Future of air travel in the new age of innovation


John F Kennedy once observed that the word “crisis” in Chinese language is composed of two characters, one representing danger, the other opportunity.

He may not have been entirely correct on linguistics, but the sentiment is true. A crisis presents a choice or rather, an opportunity. While the Covid-19 pandemic has caused disruptions to our society and economy, in the aviation industry it has highlighted need for innovation and diversification.

In 2019, Kenya Airways celebrated the highest ever passenger haul that had now dropped by over 60 per cent to 2.4 million. Like all airlines, we reported record losses in 2020. Statistics from IATA showcase that approximately 70 per cent of total passengers carried in 2020 were flown during the first three months, demonstrating the drop in demand as the global crisis deepened.

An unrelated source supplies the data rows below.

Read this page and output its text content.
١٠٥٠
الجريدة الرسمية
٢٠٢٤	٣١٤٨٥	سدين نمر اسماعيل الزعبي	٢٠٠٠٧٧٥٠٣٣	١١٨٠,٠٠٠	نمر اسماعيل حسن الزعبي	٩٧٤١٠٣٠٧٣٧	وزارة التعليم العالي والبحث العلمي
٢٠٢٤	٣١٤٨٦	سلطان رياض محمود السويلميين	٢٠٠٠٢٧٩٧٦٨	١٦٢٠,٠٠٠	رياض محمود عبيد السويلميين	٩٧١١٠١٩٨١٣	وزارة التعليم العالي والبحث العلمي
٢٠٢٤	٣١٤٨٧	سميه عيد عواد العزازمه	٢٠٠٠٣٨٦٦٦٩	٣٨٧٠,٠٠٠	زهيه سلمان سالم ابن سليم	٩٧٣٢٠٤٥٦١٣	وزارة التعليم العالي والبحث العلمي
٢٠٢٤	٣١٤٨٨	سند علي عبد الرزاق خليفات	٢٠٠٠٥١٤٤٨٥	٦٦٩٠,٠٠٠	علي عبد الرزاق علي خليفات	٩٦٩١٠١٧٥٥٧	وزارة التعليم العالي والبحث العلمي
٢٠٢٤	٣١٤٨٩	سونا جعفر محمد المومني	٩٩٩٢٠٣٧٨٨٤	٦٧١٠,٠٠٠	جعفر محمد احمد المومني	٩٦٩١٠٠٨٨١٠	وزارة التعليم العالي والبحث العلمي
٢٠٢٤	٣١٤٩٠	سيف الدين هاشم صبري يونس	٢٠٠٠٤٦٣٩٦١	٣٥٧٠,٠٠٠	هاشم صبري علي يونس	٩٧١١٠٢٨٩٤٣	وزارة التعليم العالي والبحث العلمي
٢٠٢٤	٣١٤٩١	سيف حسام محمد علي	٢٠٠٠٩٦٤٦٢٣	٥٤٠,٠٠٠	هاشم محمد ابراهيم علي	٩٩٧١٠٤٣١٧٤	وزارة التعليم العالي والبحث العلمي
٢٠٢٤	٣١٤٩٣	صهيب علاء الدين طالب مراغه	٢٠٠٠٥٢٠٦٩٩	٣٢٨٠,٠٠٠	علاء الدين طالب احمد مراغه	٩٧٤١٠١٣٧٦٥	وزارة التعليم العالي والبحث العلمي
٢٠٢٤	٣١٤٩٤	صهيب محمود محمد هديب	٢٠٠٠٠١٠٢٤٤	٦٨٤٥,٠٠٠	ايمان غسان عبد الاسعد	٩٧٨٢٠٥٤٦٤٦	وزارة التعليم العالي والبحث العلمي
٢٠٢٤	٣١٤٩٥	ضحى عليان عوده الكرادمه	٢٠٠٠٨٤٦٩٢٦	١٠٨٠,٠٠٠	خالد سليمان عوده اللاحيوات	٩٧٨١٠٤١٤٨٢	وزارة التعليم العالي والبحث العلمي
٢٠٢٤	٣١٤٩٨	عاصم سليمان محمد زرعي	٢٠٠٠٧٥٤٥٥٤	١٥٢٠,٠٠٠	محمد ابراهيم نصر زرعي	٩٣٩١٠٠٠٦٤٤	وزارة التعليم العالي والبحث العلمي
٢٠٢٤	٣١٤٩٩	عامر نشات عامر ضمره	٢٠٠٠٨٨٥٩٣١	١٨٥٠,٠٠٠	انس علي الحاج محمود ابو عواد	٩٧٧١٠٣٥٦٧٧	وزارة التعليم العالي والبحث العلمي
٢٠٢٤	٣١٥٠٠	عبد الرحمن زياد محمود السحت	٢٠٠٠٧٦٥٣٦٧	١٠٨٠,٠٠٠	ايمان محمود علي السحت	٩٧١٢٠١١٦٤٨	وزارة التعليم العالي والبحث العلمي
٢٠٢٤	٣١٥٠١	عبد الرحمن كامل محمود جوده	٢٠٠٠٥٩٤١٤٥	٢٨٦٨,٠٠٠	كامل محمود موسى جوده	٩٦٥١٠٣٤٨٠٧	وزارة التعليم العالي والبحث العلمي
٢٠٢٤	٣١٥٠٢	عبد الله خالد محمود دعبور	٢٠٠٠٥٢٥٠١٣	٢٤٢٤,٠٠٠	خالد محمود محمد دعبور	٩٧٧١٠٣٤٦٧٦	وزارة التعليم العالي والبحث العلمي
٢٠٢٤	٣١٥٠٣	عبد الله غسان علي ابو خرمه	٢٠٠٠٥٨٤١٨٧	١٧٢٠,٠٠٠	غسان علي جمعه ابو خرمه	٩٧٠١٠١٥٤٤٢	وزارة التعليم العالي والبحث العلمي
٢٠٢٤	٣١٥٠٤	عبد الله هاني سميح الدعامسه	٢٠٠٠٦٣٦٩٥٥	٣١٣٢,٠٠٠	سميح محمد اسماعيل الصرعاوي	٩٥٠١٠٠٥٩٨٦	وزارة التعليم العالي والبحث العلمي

It is predicted that the pandemic will affect air travel demand for the next two to three years. The situational overview of the pandemic led us to create the Fahari Innovation Hub, a business innovation and incubation centre that allows for accelerated transformation of ideas into sustainable business opportunities.

As we are the only airline that has developed such in Africa, we are excited to have developed an enabling environment that provides knowledge exchange and impacts business operations.

Our aim is to contribute to sustainable development of Africa by empowering, partnering and co-creating cutting-edge ideas and strategies with local start-ups and the small medium enterprises (SMEs) ecosystem. We understand that connecting with start-ups SMEs is a key driver for meaningful change and mutual benefits, hence the need to partner, collaborate and continuously learn from each other.

Through collaborative efforts with the National Youth Council (NYC) and colleges, we invited students for a design challenge to award winners with a three-month apprenticeship programme.

During the apprenticeship, the students implemented their winning plans and end-to-end designs of the project. This included construction of the Hub which was done by 70 per cent recycled material such as desks and interior décor.

Students also had the opportunity to directly facilitate the logistics of the project in conjunction with Kenya Airways’ procurement department.

In addition, GE Aviation committed Sh3 million in support of the initiative. The financial support catered for the cost of labour, logistics and facilitation as well as contributed to the general success of the project.

There is need to invent new ways for the future and empower our youth with the right resources that will enable them respond as flexibly as possible to changing times and diverse opportunities.

Leveraging and harnessing youth potential to design the Fahari Innovation Hub in fast-tracking the country’s mission to use new, digital and environmentally friendly business models beyond flying is helping to shape Kenya’s tomorrow. Through the Hub, we hope to see provision of upskilling, employment opportunities, and community growth as well as support to local universities, enterprises, and SMEs as we contribute to development of Africa.